ИСТОРИЯ ЛЮБВИ БУЗАКАНОВА-МЛАДШЕГО И НОСИХИНОЙ

Когда богатство и слава Дубоделова начали перерастать все возможные и невозможные пределы, когда сила его и влияние начали затмевать силу и влияние многих и многих, когда почти все им было испробовано и перепробовано, вот тогда Дубоделов впал в тоску. Несколько дней и ночей провел он в состоянии страшном, с изуверской жестокостью разделался с бывшим другом, ныне — опасным конкурентом, устроил пару грандиозных дебошей, казнил собственноручно одного из своих приближенных только за то, что в глазах его прочитал намек на возможную измену, но от тоски не избавился. Она заполонила всего Дубоделова без остатка, и, как последнее средство, ранним-ранним утром он решил, что, раз ничего нового найти не суждено, пойти на второй круг. Он тут же вызвал к себе своих заместителей, Бузаканова и Путко, не дав им даже прийти в себя, сумрачным голосом приказал: «Девочку!» и выставил за дверь.

Путко, то ли от врожденной тупости, то ли потому, что было еще слишком рано и мозги его работали плохо, Дубоделова понял в том смысле, что шефу срочно требуется перепихнуться. Выйдя из особняка, сев в машину, Путко скомандовал шоферу: «Вперед» и поехал по закрывавшимся к тому времени кабакам и казино в поисках чего-нибудь поприличнее. Бузаканов же хозяина понял как надо, своего шофера не гнал, а только сидел на заднем сиденье и с печалью размышлял о непростом — да, непростом! — поручении.

Однако в этом случае судьба оказалась к Бузаканову благосклонной: в тот же день его подчиненные, при проведении операции устрашения, в качестве трофея забрали из принадлежавшей соперничающему с Дубоделовым клану квартиры девушку необычайной красоты, удивительного ума, потрясающего обаяния и проч. и проч. Каким образом девушка оказалась в квартире, узнать не удалось — все прочие, в квартире находившиеся, пулями были изрешечены, девушка, прикованная цепью к батарее центрального отопления, от ответа на этот вопрос упорно уклонялась, — но подчиненные Бузаканова, уже знавшие о желании Дубоделова, на всякий случай к девушке отнеслись предупредительно, ничего выходящего за рамки — то есть, строго говоря, вещей самых обыкновенных, — себе не позволили и отвезли красавицу к Бузаканову. Вскоре — через женщину, приставленную к девушке, дабы бедняжка поскорее утешилась, выяснилось: имея красоту, ум, обаяние, девушка имела и еще кое-что, в данном случае необычайно ценное. А именно — девственность. И можно было считать, что Бузаканов поручение Дубоделова выполнил, выполнил в один день, в поразительно короткие сроки и с отличным качеством, а также в очередной раз обошел незадачливого Путко, человека не только неумного, но и очень злопамятного.

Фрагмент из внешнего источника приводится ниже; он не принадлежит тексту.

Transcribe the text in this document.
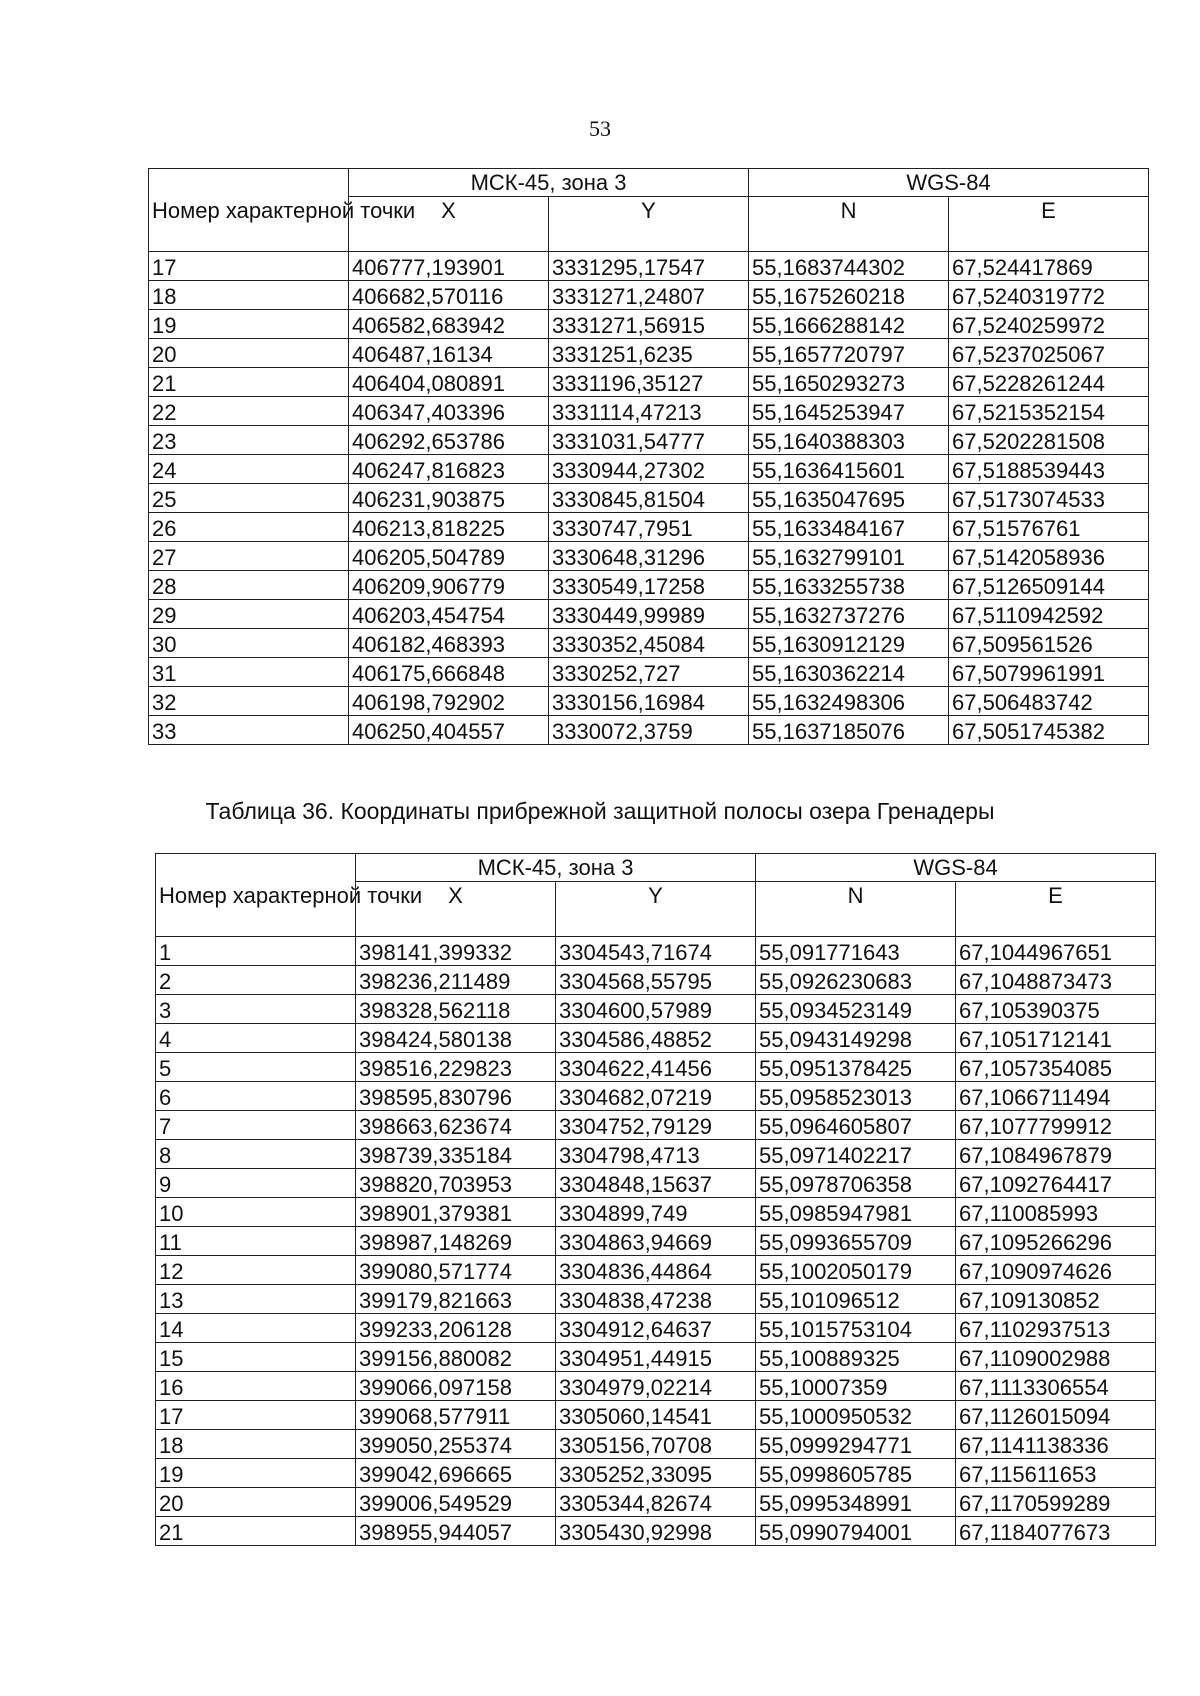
53
Номер характерной точки	МСК-45, зона 3		WGS-84	
	X	Y	N	E
17	406777,193901	3331295,17547	55,1683744302	67,524417869
18	406682,570116	3331271,24807	55,1675260218	67,5240319772
19	406582,683942	3331271,56915	55,1666288142	67,5240259972
20	406487,16134	3331251,6235	55,1657720797	67,5237025067
21	406404,080891	3331196,35127	55,1650293273	67,5228261244
22	406347,403396	3331114,47213	55,1645253947	67,5215352154
23	406292,653786	3331031,54777	55,1640388303	67,5202281508
24	406247,816823	3330944,27302	55,1636415601	67,5188539443
25	406231,903875	3330845,81504	55,1635047695	67,5173074533
26	406213,818225	3330747,7951	55,1633484167	67,51576761
27	406205,504789	3330648,31296	55,1632799101	67,5142058936
28	406209,906779	3330549,17258	55,1633255738	67,5126509144
29	406203,454754	3330449,99989	55,1632737276	67,5110942592
30	406182,468393	3330352,45084	55,1630912129	67,509561526
31	406175,666848	3330252,727	55,1630362214	67,5079961991
32	406198,792902	3330156,16984	55,1632498306	67,506483742
33	406250,404557	3330072,3759	55,1637185076	67,5051745382
Таблица 36. Координаты прибрежной защитной полосы озера Гренадеры
Номер характерной точки	МСК-45, зона 3		WGS-84	
	X	Y	N	E
1	398141,399332	3304543,71674	55,091771643	67,1044967651
2	398236,211489	3304568,55795	55,0926230683	67,1048873473
3	398328,562118	3304600,57989	55,0934523149	67,105390375
4	398424,580138	3304586,48852	55,0943149298	67,1051712141
5	398516,229823	3304622,41456	55,0951378425	67,1057354085
6	398595,830796	3304682,07219	55,0958523013	67,1066711494
7	398663,623674	3304752,79129	55,0964605807	67,1077799912
8	398739,335184	3304798,4713	55,0971402217	67,1084967879
9	398820,703953	3304848,15637	55,0978706358	67,1092764417
10	398901,379381	3304899,749	55,0985947981	67,110085993
11	398987,148269	3304863,94669	55,0993655709	67,1095266296
12	399080,571774	3304836,44864	55,1002050179	67,1090974626
13	399179,821663	3304838,47238	55,101096512	67,109130852
14	399233,206128	3304912,64637	55,1015753104	67,1102937513
15	399156,880082	3304951,44915	55,100889325	67,1109002988
16	399066,097158	3304979,02214	55,10007359	67,1113306554
17	399068,577911	3305060,14541	55,1000950532	67,1126015094
18	399050,255374	3305156,70708	55,0999294771	67,1141138336
19	399042,696665	3305252,33095	55,0998605785	67,115611653
20	399006,549529	3305344,82674	55,0995348991	67,1170599289
21	398955,944057	3305430,92998	55,0990794001	67,1184077673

Бузаканов велел отвезти девушку за город, в свой дом, стоявший на берегу водохранилища, велел по-прежнему относиться к ней со всей возможной предупредительностью, велел всячески готовить к предстоящей девушке встрече с Дубоделовым, а сам отправился к шефу, дабы подготовить и его. Дубоделова Бузаканов застал в состоянии еще большей тоски, чем то, в котором оставил его ранним-ранним утром. Дубоделов мучился: сбитые о скулы незадачливого Путко костяшки пальцев саднили, правая нога ныла от долгого пинания в бок неразумного Путко, а в ушах до сих пор стоял заливистый смех пьяной потаскухи, привезенной непонятливым Путко. Бузаканов умел найти нужный подход, к тому же Дубоделов понял, что Бузаканов-то его не подведет, что Бузаканов-то уже что-то нашел, а не говорит об этом прямо, чтобы сделать шефу приятный сюрприз, и время они провели в мирной беседе, стараясь в разговоре даже не намекать на вожделенный предмет, вожделение которого вызвало в Дубоделове столь неприятное состояние. Уже далеко за полночь Бузаканов позволил себе распрощаться, тонко намекнул Дубоделову, что к вечеру наступающих суток стараниями его, Бузаканова, тоска отойдет и более никогда не омрачит чело столь великого человека, каким был, оставался и, несомненно, будет еще долго-долго Дубоделов. Но ждало Бузаканова жестокое разочарование.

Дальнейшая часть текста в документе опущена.